Derler ki, insan kendini kandırmak istediğinde, hiçbir şeyi görmez olur. Ta ki, büyük bir darbe ile sarsılana kadar. Bizzat Saray, “atı alan Üsküdar’ı geçti” dediğinde, bu sürece uyanamamış olanların, sert tokatlarla uyanması dışında yol kalmaz. Saray Rejimi’nden geriye, “demokratik parlamenter sistem”e ya da “güçlendirilmiş parlamenter sistem”e dönmek mümkün değildir. Eğer işçi sınıfı, iktidarı yıkmak için harekete geçer de, olur da bunu başaramaz ve geri adım atmak zorunda kalırsa, belki o zaman, devrimin bir yan ürünü olarak reformlar olabilir.

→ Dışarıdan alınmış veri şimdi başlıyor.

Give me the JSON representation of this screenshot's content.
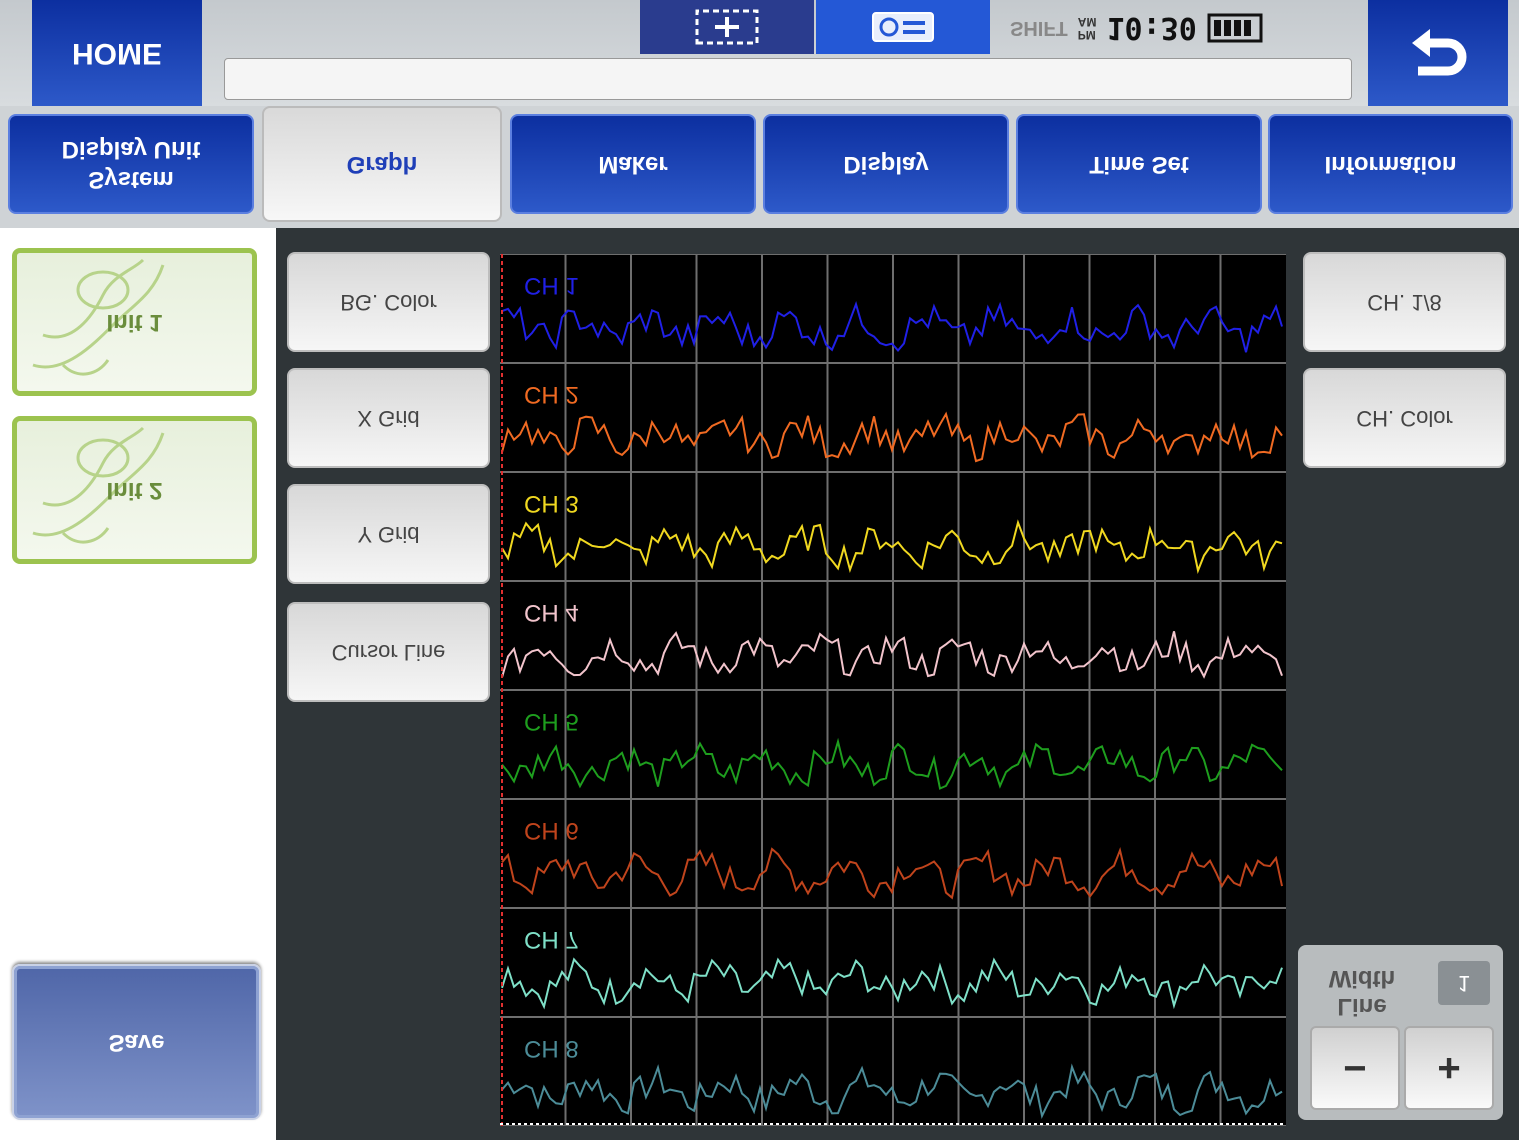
{
  "left_panel": {
    "save_label": "Save",
    "init1_label": "Init 1",
    "init2_label": "Init 2"
  },
  "graph_buttons": {
    "cursor_line": "Cursor Line",
    "y_grid": "Y Grid",
    "x_grid": "X Grid",
    "bg_color": "BG. Color"
  },
  "channel_buttons": {
    "ch_color": "CH. Color",
    "ch_select": "CH. 1/8"
  },
  "line_width": {
    "minus": "−",
    "plus": "+",
    "label": "Line\nWidth",
    "value": "1"
  },
  "channels": [
    {
      "label": "CH 8",
      "color": "#4c8c98"
    },
    {
      "label": "CH 7",
      "color": "#7fe0c8"
    },
    {
      "label": "CH 6",
      "color": "#c0441c"
    },
    {
      "label": "CH 5",
      "color": "#1e9e1e"
    },
    {
      "label": "CH 4",
      "color": "#f2c4cc"
    },
    {
      "label": "CH 3",
      "color": "#f0d820"
    },
    {
      "label": "CH 2",
      "color": "#f06a22"
    },
    {
      "label": "CH 1",
      "color": "#2020e6"
    }
  ],
  "tabs": [
    {
      "label": "System\nDisplay Unit",
      "active": false
    },
    {
      "label": "Graph",
      "active": true
    },
    {
      "label": "Maker",
      "active": false
    },
    {
      "label": "Display",
      "active": false
    },
    {
      "label": "Time Set",
      "active": false
    },
    {
      "label": "Information",
      "active": false
    }
  ],
  "status": {
    "home_label": "HOME",
    "shift_label": "SHIFT",
    "am": "AM",
    "pm": "PM",
    "time": "10:30"
  },
  "colors": {
    "accent_blue": "#1a3fb8",
    "init_green": "#9cc34f",
    "scope_bg": "#000000",
    "grid": "#6e6e6e"
  }
}
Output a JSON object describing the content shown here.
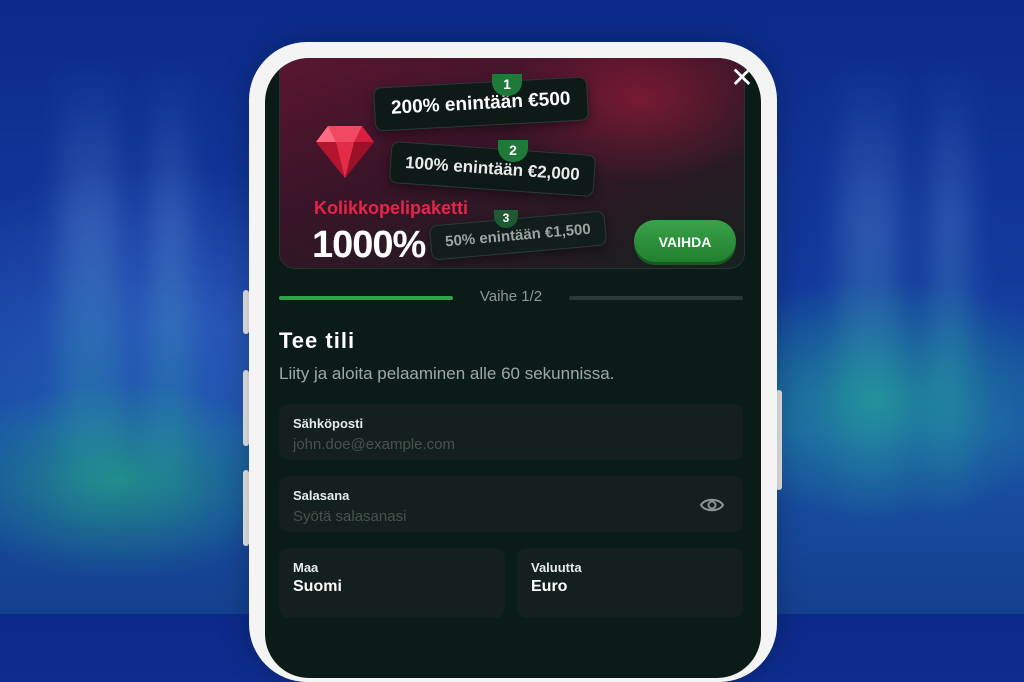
{
  "background": {
    "accent": "#1f7a3a",
    "brand_red": "#e8244a"
  },
  "header": {
    "close_icon": "close-icon"
  },
  "offer": {
    "tiers": [
      {
        "number": "1",
        "label": "200% enintään €500"
      },
      {
        "number": "2",
        "label": "100% enintään €2,000"
      },
      {
        "number": "3",
        "label": "50% enintään €1,500"
      }
    ],
    "icon": "ruby-gem-icon",
    "package_name": "Kolikkopelipaketti",
    "package_percent": "1000%",
    "change_button": "VAIHDA"
  },
  "progress": {
    "step_label": "Vaihe 1/2",
    "completed_fraction": 0.5
  },
  "form": {
    "title": "Tee tili",
    "subtitle": "Liity ja aloita pelaaminen alle 60 sekunnissa.",
    "email": {
      "label": "Sähköposti",
      "placeholder": "john.doe@example.com"
    },
    "password": {
      "label": "Salasana",
      "placeholder": "Syötä salasanasi",
      "toggle_icon": "eye-icon"
    },
    "country": {
      "label": "Maa",
      "value": "Suomi"
    },
    "currency": {
      "label": "Valuutta",
      "value": "Euro"
    }
  }
}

Yoksa, Saray, Erdoğan’ın açılış törenleri ile her yeni Magna Carta ilan ettiğinde, “demokrasi gelir mi” diye isterik umutlara kapılmak, Saray’a karşı bir tutum değildir. TV kanallarına çıkıp, her seferinde bir nakarat olarak “TC demokratik, sosyal, laik bir hukuk devletidir” diye konuşmak, gerçekte sistemi desteklemektir.

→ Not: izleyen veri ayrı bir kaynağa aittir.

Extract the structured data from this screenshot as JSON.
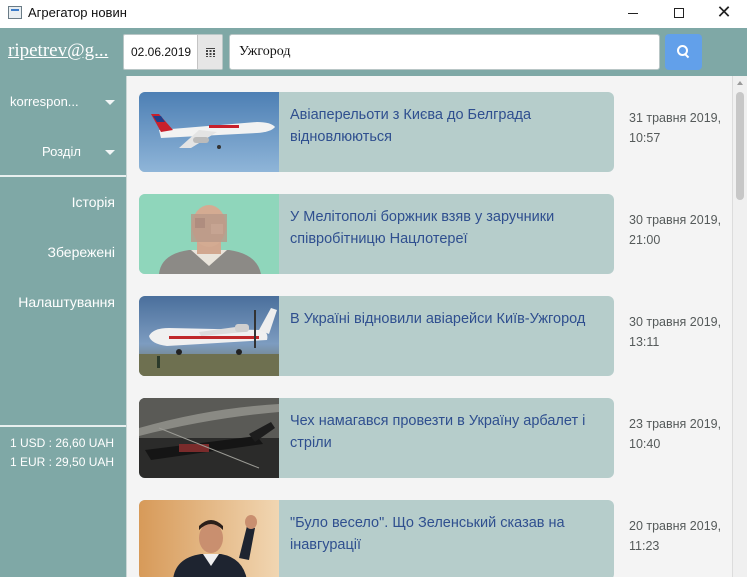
{
  "window": {
    "title": "Агрегатор новин",
    "icon": "app-window-icon",
    "controls": [
      "minimize-icon",
      "maximize-icon",
      "close-icon"
    ]
  },
  "header": {
    "user": "ripetrev@g...",
    "date_value": "02.06.2019",
    "search_value": "Ужгород",
    "calendar_icon": "calendar-icon",
    "search_icon": "search-icon",
    "search_button_color": "#62a0ea"
  },
  "sidebar": {
    "source_dropdown": "korrespon...",
    "section_dropdown": "Розділ",
    "items": [
      {
        "label": "Історія"
      },
      {
        "label": "Збережені"
      },
      {
        "label": "Налаштування"
      }
    ],
    "currency": [
      {
        "label": "1 USD : 26,60 UAH"
      },
      {
        "label": "1 EUR : 29,50 UAH"
      }
    ],
    "background_color": "#7fa8a6"
  },
  "news": [
    {
      "headline": "Авіаперельоти з Києва до Белграда відновлюються",
      "date": "31 травня 2019,",
      "time": "10:57",
      "image": "airplane-photo"
    },
    {
      "headline": "У Мелітополі боржник взяв у заручники співробітницю Нацлотереї",
      "date": "30 травня 2019,",
      "time": "21:00",
      "image": "person-photo"
    },
    {
      "headline": "В Україні відновили авіарейси Київ-Ужгород",
      "date": "30 травня 2019,",
      "time": "13:11",
      "image": "turboprop-photo"
    },
    {
      "headline": "Чех намагався провезти в Україну арбалет і стріли",
      "date": "23 травня 2019,",
      "time": "10:40",
      "image": "crossbow-photo"
    },
    {
      "headline": "\"Було весело\". Що Зеленський сказав на інавгурації",
      "date": "20 травня 2019,",
      "time": "11:23",
      "image": "politician-photo"
    }
  ],
  "card_color": "#b6cdcb",
  "headline_color": "#2f4f8f"
}
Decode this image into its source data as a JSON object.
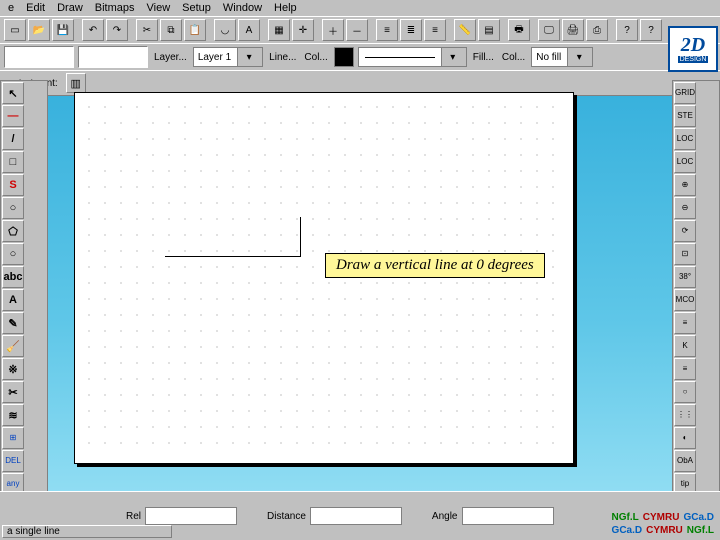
{
  "menu": {
    "items": [
      "e",
      "Edit",
      "Draw",
      "Bitmaps",
      "View",
      "Setup",
      "Window",
      "Help"
    ]
  },
  "toolbar_icons": [
    "new",
    "open",
    "save",
    "sep",
    "undo",
    "redo",
    "sep",
    "cut",
    "copy",
    "paste",
    "sep",
    "arc",
    "text",
    "sep",
    "grid",
    "snap",
    "sep",
    "zoom-in",
    "zoom-out",
    "sep",
    "align-l",
    "align-c",
    "align-r",
    "sep",
    "ruler",
    "layers",
    "sep",
    "print",
    "sep",
    "monitor",
    "printer2",
    "plotter",
    "sep",
    "help",
    "what"
  ],
  "props": {
    "layer_btn": "Layer...",
    "layer_combo": "Layer 1",
    "line_btn": "Line...",
    "col_btn": "Col...",
    "fill_btn": "Fill...",
    "col2_btn": "Col...",
    "nofill": "No fill"
  },
  "coord": {
    "label": "c start cont:"
  },
  "tools_left": [
    "↖",
    "—",
    "/",
    "□",
    "S",
    "○",
    "⬠",
    "○",
    "abc",
    "A",
    "✎",
    "🧹",
    "※",
    "✂",
    "≋",
    "⊞",
    "DEL",
    "any"
  ],
  "tools_right": [
    "GRID",
    "STE",
    "LOC",
    "LOC",
    "⊕",
    "⊖",
    "⟳",
    "⊡",
    "38°",
    "MCO",
    "≡",
    "K",
    "≡",
    "○",
    "⋮⋮",
    "◐",
    "ObA",
    "tip"
  ],
  "logo": {
    "big": "2D",
    "bar": "DESIGN"
  },
  "callout_text": "Draw a vertical line at 0 degrees",
  "status": {
    "rel": "Rel",
    "distance": "Distance",
    "angle": "Angle",
    "hint": "a single line"
  },
  "footer": {
    "ngfl": "NGf.L",
    "cymru": "CYMRU",
    "gcad": "GCa.D"
  }
}
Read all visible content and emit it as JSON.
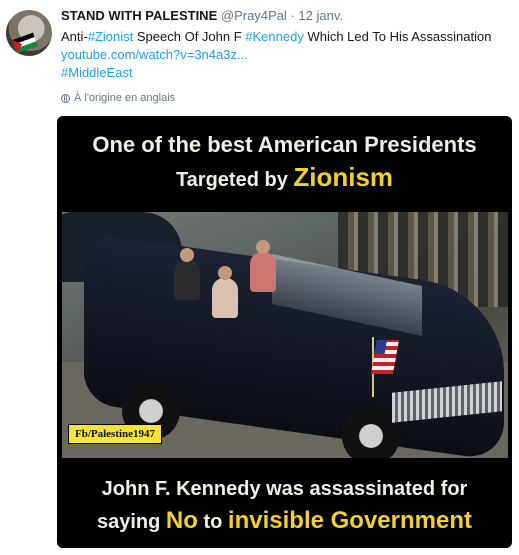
{
  "tweet": {
    "author_name": "STAND WITH PALESTINE",
    "author_handle": "@Pray4Pal",
    "separator": "·",
    "timestamp": "12 janv.",
    "text_prefix": "Anti-",
    "hashtag1": "#Zionist",
    "text_middle": " Speech Of John F ",
    "hashtag2": "#Kennedy",
    "text_suffix": " Which Led To His Assassination",
    "link": "youtube.com/watch?v=3n4a3z...",
    "hashtag3": "#MiddleEast",
    "translation_note": "À l'origine en anglais"
  },
  "media": {
    "headline_line1": "One of the best American Presidents",
    "headline_line2_prefix": "Targeted by ",
    "headline_line2_accent": "Zionism",
    "caption_line1": "John F. Kennedy was assassinated for",
    "caption_line2_a": "saying ",
    "caption_line2_b": "No",
    "caption_line2_c": " to ",
    "caption_line2_d": "invisible Government",
    "watermark": "Fb/Palestine1947"
  },
  "colors": {
    "link_blue": "#1da1f2",
    "accent_yellow": "#f5d21f",
    "watermark_yellow": "#f5e430"
  },
  "icons": {
    "translation": "globe-icon"
  }
}
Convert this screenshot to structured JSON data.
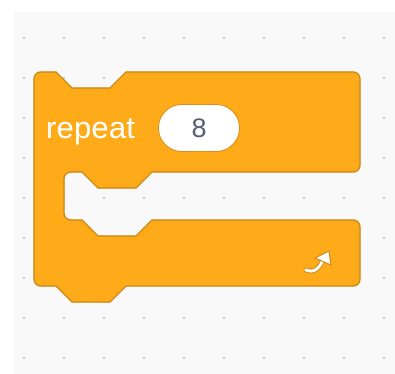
{
  "workspace": {
    "dot_color": "#c9ccd3",
    "background": "#f9f9f9"
  },
  "repeat_block": {
    "label": "repeat",
    "count": "8",
    "fill_color": "#ffab19",
    "border_color": "#cf8b17",
    "loop_icon": "rotate-right-arrow-icon"
  }
}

Helâlleşme, yumuşama, normalleşme tiyatrolarının da amacı, devleti kurtarmak, kitleleri oyalamaktır.
Tüm bunlar, Saray’ın propagandacıları, daha doğrusu masalcılarıdır ve amaçları işçi sınıfının, kadınların, gençlerin mücadele yeteneğini, mücadele için biriktirdikleri enerjiyi yok etmek, emmektir.
Saray, mesela her yasayı çiğnediği durumda, “aaa, bu demokratik değil” demekle, Saray Rejimi’ne karşı mücadele edilemez. Mücadele etmenin yolları biliniyor.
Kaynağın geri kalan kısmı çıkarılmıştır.